Н-да, давно меня никто не душил в объятиях. Ну, разве что Гер и Бруг… а тут прям-таки до боли. И в попытке вдохнуть живительного воздуха я не сразу вникла в суть проблемы, которую Кудряшка просипела между всхлипами.
— Я хочу… оставить… а они… смываются!
— Что смывается? — вопросила, в прямом смысле едва дыша.
— Чер-чернила…
— Так это же хорошо. — Говорю коротко, чтоб не растрачивать бесценный воздух, а сама думаю, как достучаться до оборотницы, не желающей ослабить хватку.
— Пло-о-о-хо!
— Чем плохо? Не увидит никто…
— В том числе и я! — воскликнула Олли, и, слава милостивому богу, меня отпустила.
Отступила к зеркалу, любовно провела пальчиками по красным линиям на шее и заревела в три ручья. Я и сама была готова расплакаться, только по другой причине — легкие огнем горят.
— Ужас! Так убиваться из-за какой-то писанины.
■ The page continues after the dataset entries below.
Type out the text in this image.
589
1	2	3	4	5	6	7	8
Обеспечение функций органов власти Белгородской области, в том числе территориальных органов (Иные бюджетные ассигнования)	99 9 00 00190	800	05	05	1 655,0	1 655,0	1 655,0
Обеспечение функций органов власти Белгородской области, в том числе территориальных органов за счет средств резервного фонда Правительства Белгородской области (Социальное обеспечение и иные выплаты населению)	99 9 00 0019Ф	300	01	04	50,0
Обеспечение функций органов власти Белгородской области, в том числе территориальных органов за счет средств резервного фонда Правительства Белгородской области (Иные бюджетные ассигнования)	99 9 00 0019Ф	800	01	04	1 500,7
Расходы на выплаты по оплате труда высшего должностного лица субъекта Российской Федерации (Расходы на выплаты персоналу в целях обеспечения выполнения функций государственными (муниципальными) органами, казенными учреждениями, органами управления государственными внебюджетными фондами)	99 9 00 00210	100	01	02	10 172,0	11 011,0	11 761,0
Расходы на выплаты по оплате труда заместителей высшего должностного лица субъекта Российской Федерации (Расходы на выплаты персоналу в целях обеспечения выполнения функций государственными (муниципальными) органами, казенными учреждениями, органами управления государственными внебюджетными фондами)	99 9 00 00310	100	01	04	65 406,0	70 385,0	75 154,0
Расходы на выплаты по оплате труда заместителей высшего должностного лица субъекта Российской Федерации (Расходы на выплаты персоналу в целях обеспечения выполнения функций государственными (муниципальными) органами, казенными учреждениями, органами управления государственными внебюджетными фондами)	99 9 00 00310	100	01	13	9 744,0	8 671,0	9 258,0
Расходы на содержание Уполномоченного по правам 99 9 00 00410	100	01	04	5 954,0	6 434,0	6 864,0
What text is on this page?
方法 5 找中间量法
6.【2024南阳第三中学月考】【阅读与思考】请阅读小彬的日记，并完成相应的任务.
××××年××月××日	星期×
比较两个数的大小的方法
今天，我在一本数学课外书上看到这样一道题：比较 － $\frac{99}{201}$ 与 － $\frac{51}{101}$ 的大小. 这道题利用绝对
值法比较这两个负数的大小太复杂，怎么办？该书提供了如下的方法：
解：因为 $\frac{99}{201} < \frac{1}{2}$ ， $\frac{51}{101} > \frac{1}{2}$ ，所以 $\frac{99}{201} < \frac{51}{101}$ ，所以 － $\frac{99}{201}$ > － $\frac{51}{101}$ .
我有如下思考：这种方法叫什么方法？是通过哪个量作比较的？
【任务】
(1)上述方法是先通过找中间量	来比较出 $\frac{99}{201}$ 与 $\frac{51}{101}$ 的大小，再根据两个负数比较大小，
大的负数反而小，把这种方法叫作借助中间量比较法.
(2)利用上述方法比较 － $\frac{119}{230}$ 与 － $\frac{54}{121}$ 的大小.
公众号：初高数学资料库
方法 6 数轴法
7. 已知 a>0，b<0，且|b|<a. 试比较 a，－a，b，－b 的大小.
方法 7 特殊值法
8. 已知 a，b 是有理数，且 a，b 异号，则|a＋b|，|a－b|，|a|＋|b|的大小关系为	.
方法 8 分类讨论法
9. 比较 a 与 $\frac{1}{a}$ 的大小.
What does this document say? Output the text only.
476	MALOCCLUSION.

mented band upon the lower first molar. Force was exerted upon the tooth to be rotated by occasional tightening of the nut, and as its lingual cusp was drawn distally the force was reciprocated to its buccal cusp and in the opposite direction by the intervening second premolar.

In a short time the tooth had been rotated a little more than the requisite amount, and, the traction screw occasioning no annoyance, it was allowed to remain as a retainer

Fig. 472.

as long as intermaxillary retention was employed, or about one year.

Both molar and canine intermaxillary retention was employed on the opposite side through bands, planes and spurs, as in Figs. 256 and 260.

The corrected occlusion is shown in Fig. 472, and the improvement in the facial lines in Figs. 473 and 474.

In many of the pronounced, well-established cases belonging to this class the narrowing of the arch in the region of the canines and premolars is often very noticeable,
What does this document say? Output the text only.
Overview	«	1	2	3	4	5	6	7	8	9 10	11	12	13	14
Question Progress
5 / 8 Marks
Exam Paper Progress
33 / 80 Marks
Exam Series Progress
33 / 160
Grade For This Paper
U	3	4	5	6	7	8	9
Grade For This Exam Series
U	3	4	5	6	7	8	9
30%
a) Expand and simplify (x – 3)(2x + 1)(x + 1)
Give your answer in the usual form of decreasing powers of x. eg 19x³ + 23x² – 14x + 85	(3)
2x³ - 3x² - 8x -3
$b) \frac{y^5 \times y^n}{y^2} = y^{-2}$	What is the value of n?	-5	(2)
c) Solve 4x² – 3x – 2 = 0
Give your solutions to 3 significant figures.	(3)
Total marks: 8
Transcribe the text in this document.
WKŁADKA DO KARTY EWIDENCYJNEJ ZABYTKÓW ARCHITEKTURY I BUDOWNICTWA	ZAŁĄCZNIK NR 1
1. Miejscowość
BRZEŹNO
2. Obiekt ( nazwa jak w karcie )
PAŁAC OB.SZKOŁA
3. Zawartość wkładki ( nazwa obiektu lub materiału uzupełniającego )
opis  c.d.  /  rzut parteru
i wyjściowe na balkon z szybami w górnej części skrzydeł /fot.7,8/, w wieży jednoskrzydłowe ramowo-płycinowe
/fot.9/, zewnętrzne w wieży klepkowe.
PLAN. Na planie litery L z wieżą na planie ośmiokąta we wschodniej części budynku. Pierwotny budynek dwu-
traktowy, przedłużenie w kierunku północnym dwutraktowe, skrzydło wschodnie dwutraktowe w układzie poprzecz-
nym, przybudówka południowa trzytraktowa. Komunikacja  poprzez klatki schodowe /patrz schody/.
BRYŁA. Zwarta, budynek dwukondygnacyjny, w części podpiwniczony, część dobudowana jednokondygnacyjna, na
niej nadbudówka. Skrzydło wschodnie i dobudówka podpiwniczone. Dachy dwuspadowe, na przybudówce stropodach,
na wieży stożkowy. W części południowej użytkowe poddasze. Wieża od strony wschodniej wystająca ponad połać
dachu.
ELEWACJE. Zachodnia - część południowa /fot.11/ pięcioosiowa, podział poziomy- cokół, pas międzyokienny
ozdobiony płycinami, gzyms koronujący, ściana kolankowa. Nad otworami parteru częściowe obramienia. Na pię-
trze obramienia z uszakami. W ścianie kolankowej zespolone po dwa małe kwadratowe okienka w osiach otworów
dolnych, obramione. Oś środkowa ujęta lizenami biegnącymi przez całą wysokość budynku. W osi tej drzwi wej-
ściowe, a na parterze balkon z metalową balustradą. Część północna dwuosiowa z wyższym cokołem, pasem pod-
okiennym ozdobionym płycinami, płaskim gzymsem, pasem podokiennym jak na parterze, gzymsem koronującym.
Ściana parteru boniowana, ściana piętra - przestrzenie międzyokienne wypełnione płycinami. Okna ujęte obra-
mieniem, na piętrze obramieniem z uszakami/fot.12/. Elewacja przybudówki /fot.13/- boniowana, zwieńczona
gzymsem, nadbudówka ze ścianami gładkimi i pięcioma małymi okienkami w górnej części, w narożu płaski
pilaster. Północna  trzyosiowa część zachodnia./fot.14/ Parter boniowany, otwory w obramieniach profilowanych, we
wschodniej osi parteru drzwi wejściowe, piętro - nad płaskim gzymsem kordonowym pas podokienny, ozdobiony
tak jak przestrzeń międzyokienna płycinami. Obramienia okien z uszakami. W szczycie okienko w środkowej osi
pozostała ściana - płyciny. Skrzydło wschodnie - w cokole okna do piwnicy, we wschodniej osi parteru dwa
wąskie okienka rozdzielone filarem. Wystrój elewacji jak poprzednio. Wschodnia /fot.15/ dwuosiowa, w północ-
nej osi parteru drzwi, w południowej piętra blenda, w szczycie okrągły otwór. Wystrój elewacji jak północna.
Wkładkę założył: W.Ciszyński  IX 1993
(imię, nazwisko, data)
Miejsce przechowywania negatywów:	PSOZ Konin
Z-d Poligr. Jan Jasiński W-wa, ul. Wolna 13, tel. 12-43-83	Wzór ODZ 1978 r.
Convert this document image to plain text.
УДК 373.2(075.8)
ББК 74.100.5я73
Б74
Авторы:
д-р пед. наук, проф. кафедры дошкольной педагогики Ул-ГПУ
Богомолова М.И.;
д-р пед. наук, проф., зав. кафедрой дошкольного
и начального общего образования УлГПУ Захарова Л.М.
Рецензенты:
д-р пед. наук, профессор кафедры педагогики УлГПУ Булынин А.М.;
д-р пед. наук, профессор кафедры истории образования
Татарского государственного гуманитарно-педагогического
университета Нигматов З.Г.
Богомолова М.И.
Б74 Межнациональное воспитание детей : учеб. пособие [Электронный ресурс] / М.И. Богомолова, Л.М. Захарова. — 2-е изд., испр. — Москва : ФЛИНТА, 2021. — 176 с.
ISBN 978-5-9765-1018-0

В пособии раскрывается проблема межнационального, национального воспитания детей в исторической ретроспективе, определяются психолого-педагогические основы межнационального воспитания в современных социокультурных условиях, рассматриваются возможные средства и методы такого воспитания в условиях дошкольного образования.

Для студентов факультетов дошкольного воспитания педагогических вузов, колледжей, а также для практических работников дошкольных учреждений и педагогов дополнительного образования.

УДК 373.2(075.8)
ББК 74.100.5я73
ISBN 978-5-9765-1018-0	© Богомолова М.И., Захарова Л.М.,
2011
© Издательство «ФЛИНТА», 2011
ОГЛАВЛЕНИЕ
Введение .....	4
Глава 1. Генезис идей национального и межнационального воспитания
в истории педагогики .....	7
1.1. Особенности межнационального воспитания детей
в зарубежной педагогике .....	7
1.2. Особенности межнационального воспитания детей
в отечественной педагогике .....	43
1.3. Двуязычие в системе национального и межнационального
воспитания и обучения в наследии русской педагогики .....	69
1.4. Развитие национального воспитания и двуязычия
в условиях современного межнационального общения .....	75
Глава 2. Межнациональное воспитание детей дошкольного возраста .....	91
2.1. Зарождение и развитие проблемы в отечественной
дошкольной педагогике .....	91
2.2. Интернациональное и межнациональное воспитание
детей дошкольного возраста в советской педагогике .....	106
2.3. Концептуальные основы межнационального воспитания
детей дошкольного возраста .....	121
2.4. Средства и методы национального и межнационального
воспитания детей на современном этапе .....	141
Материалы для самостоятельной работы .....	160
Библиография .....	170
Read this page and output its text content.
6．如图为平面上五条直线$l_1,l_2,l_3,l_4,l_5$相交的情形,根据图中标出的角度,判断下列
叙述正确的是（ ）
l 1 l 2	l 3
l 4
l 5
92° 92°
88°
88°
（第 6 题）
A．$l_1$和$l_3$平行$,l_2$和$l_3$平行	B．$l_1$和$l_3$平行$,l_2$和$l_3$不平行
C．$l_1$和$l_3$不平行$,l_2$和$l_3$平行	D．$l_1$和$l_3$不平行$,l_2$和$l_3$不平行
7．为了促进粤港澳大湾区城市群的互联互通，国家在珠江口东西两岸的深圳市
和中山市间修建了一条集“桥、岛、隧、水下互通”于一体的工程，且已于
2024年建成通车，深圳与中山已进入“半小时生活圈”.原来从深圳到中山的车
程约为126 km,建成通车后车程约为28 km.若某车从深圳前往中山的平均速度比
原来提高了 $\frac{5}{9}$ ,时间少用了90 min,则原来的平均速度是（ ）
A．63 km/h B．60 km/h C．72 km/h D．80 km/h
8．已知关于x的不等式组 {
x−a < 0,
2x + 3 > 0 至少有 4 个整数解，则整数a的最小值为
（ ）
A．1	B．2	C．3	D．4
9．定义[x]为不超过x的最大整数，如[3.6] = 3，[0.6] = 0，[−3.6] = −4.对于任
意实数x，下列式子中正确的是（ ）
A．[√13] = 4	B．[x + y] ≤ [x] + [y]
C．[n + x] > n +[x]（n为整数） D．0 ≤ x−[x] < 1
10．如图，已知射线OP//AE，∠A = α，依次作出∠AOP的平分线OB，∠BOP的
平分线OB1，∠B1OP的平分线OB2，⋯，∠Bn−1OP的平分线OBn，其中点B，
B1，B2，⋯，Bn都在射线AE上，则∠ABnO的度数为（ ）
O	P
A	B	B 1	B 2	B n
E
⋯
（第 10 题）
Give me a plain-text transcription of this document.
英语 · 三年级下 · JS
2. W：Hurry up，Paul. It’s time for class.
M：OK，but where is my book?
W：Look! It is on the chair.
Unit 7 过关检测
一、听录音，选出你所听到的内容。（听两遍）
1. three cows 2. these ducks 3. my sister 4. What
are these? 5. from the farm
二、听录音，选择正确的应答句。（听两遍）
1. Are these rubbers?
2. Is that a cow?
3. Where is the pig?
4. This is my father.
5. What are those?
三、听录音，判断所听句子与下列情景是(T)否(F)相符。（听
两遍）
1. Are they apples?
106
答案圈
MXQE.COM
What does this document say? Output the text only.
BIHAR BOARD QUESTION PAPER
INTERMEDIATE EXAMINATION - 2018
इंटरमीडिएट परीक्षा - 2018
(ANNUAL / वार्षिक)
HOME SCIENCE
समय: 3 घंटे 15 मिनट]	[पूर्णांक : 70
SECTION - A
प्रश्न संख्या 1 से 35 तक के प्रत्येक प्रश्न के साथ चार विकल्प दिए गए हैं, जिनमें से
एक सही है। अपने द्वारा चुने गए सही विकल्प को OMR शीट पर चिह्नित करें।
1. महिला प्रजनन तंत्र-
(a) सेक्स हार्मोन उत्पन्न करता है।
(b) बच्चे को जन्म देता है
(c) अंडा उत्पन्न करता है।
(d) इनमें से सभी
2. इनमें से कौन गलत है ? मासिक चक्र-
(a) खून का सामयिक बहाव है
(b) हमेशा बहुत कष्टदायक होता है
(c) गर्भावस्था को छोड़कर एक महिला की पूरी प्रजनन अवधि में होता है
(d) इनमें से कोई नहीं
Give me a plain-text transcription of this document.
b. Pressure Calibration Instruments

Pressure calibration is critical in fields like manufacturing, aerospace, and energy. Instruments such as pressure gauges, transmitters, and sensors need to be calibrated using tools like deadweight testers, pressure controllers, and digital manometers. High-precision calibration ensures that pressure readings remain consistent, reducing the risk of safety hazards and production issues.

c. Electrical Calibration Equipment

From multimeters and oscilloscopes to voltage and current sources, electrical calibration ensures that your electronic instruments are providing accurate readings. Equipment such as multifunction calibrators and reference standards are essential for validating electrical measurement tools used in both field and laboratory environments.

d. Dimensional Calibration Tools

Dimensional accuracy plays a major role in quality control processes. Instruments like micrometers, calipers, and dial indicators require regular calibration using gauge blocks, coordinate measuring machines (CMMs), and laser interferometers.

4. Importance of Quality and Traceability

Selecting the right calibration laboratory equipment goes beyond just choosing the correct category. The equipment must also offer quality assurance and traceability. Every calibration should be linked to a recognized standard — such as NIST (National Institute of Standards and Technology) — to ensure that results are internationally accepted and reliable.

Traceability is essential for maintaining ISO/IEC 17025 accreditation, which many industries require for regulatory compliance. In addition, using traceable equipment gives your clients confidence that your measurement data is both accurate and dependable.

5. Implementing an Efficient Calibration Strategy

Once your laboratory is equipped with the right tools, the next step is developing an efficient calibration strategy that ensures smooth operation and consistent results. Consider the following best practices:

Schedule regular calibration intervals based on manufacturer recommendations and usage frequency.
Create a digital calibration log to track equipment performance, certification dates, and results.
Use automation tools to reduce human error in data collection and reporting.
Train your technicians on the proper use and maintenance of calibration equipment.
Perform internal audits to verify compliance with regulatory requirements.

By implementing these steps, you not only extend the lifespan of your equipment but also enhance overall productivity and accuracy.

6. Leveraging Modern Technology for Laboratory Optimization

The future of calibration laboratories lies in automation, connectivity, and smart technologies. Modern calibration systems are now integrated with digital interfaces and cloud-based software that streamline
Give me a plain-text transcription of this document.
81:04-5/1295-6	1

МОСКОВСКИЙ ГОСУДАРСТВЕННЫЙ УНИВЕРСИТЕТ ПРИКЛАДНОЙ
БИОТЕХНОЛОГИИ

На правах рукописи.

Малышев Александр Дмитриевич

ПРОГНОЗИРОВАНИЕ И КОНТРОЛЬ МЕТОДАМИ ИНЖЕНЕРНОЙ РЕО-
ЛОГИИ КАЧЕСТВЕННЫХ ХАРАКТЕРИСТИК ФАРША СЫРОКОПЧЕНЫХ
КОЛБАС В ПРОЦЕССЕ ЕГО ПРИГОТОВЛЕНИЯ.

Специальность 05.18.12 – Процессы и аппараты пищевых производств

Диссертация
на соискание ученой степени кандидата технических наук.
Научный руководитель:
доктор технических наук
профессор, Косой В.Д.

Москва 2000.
— Это не просто!.. Это признание! — вспыхнула Крэбасс, и огненный то ли плевок, то ли выдох пролетел близ моего лица.
— Что за…?!
Оглянулась. В недоумении проследила за тем, как сгусток жидкого пламени прожег простыню с письменами, шмякнулся о стену, проделав в ней дыру, и, шваркнув парой капель на туалетный столик, сжег добротное изделие до оплавившихся металлических набоек. Я не увидела, как серебро испарилось с зеркала, зато уловила момент, в котором уже чистое стекло с тихим шуршанием осыпалось крошкой на пол. И все это за каких-то пять-шесть секунд!
— Мамочки!
Перевела ошеломленный взгляд обратно на Кудряшку и впервые с момента нашего знакомства поняла, почему с ней отстраненно держится Бруг, преподаватели и, в общем-то, вся наша группа. Кудряшка была не просто чуть-чуть, а безмерно импульсивна и теперь разъяренным драконом возвышалась надо мной.
— Хоче-ш-шь еще что-то сказать? — прошипела драконесса, гневно прищурив красные глаза.
На языке вертелось многое, но ничего из этого я не произнесла. Сглотнула только, вызвав еще более раздраженный взгляд у оборотницы, и решилась на блеф. Исключительно ради спасения собственной шкуры, головы Кардинала и достоинства самой Олли.
— Ку… кхм, Крэббас, это чужая простыня, — и, не давая ей пасти открыть, заверила: — И письмо совсем не от кадета Тугго.